For most of us, our mamas -and a few papas- lived here.  This is our time of life.

“She’s sleeping.” Fred could see his mother in her bed. “Maybe I’ll come back later.”

“Don’t worry about that.”  The voice was my mother’s. She looked at Fred. “We can sleep anytime. She can’t see you anytime.”

Fred still hesitated. Mamas train us well. Who wants to awaken a napper?  We learned that with younger siblings a millennium ago.

My mother glanced at me and then at Fred again. “She will be disappointed. I would be. She wants to see you. “

Even at our age, Mama still gives good advice. Fred nodded and then tiptoed into the room.

Maybe he tiptoed so that he didn’t wake his mother before he woke her.

“Mama?”

I could hear a slight rustle. And then “Ooooh. Fred. It is so good to see you. I am glad you came. How are you?”

“I’m good.” I could hear Fred drop into a chair.

Mamas still know best.

What I don’t think

When I saw the pictures on Facebook commemorating the woman who sewed tiny teddy bears for her pet mouse, I knew I could take on this topic.

You know. Mice.

I’ve never sewed teddy bears for a pet mouse. Here’s why: I don’t sew and I don’t keep pet mice.

I trap them.

That’s the hard line, I know, but I have my reasons.

Beyond mice seeds in the pantry, I mean.

Reason #1: There was once a mouse drunk on warfarin. He climbed the drapery in my living room, tottered across the top of the rod, and continued on when the rod ended. He fell to the carpet, staggered to his feet, and then toppled to one side.

I expected to see four legs in the air and X’s in each eye.

Not the sort of memory that makes a pet mouse look cuddly.

Reason #2: When my family moved to our current rural location, we had to carve our homestead into an alfalfa field. We put up a new garage and house.

We hadn’t factored in field mice.

So our older son would jump into his little pickup to go to school only to watch mice climbing up the gear shift and out of the glove box.
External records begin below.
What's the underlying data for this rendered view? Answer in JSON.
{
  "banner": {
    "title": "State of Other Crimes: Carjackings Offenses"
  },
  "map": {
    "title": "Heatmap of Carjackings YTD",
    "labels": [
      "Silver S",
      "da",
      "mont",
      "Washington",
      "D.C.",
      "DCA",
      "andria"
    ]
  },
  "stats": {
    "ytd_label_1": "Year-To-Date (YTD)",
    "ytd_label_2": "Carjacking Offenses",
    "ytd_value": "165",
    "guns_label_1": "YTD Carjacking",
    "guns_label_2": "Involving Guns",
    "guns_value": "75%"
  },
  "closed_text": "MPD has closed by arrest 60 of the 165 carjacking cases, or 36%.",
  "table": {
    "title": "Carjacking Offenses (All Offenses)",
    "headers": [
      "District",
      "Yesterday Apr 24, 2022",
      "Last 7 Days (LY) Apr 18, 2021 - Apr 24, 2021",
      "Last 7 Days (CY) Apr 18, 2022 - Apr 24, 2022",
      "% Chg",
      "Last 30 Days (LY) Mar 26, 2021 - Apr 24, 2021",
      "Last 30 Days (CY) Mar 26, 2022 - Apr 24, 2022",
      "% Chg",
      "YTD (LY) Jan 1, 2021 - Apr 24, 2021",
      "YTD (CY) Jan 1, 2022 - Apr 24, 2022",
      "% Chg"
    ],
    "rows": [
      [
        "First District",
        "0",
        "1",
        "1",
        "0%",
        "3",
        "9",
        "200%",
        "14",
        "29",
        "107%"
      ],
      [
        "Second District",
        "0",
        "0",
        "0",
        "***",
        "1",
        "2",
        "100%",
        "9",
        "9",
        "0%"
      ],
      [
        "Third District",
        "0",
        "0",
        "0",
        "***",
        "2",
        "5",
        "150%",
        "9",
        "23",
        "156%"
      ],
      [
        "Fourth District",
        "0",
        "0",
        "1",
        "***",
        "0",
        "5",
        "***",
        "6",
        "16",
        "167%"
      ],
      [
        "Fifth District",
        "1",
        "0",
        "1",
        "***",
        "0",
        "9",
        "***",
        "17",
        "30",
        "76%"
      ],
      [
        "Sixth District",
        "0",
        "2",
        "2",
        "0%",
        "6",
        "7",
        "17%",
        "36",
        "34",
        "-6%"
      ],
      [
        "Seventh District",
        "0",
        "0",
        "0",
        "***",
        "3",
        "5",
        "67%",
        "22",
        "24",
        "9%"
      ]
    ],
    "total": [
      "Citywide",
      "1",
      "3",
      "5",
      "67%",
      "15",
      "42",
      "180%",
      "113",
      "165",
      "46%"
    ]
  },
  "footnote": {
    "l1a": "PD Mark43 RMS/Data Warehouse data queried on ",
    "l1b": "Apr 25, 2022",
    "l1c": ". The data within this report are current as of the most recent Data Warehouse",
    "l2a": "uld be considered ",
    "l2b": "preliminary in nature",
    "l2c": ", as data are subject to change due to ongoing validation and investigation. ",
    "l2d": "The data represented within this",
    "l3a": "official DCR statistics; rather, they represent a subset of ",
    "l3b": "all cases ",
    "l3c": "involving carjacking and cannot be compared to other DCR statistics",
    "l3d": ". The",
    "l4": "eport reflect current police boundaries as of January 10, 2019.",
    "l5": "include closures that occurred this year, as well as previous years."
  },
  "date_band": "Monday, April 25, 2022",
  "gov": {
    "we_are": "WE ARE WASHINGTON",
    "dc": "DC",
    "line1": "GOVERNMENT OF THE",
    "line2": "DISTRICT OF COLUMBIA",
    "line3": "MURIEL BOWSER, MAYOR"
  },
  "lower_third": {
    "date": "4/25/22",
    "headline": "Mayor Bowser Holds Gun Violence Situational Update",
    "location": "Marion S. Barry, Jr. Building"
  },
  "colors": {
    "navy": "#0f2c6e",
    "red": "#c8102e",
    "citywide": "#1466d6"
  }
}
Think Birds, only four-legged.

Not cute.

Reason #3: The annual influx of mice from the nearby fields once the weather turns bad keeps our cat busy – and crumpled mouse bodies laid outside our bedroom doors. Gifts, I guess.

So, when I see a mouse darting across the far corner of the utility room, the one thing I don’t think of is “sew that buddy a teddy bear.”

Those transfers

“We want to train you in transfers. ”

That came from Mom’s physical therapist. Transfers?

Oh, yeah. If Mom was going to live at my house for a while, somebody would have to move her from bed to wheelchair to toilet. Her stroke had stolen her ability to stand alone.

In eldercare terminology, moving was called transferring.

“Her transfers have been kind of wonky,” the therapist said. “We’re still working with her. Can you come tomorrow and we’ll train you?”

Sure. I could do all things in the name of love. I could do this.

Planning was key to a transfer. I had to learn to think through the direction of the transfer. Where to park the wheelchair. Where to put my feet. How to protect my own back as I lifted Mom.

A gait belt helped. It was an adjustable fabric belt that provided me with a handle to grip.

But sometimes I had to grab the back of Mom’s pants to aid the lift. Sometimes a bottom boost helped.

Not things I wanted to do to my precious mother.

“Don’t worry,” she said. She patted my arm. “We can do this together.”

We did. The first transfer, completed before the experienced eye of a therapist, was awkward and embarrassing. 

Often my sister joined us. We had a wordless system. One pulled the wheel chair out of the way, tore it down, stowed it in the trunk while the other transferred Mom and buckled her in the car.

The funniest transfer happened when I missed the seat and Mom settled onto the threshold of the car door. We faced each other, cheek to cheek, and both got the giggles which hindered the transfer a bit.

But Mom was right. Together we could do it. For that season of her recovery, we did it.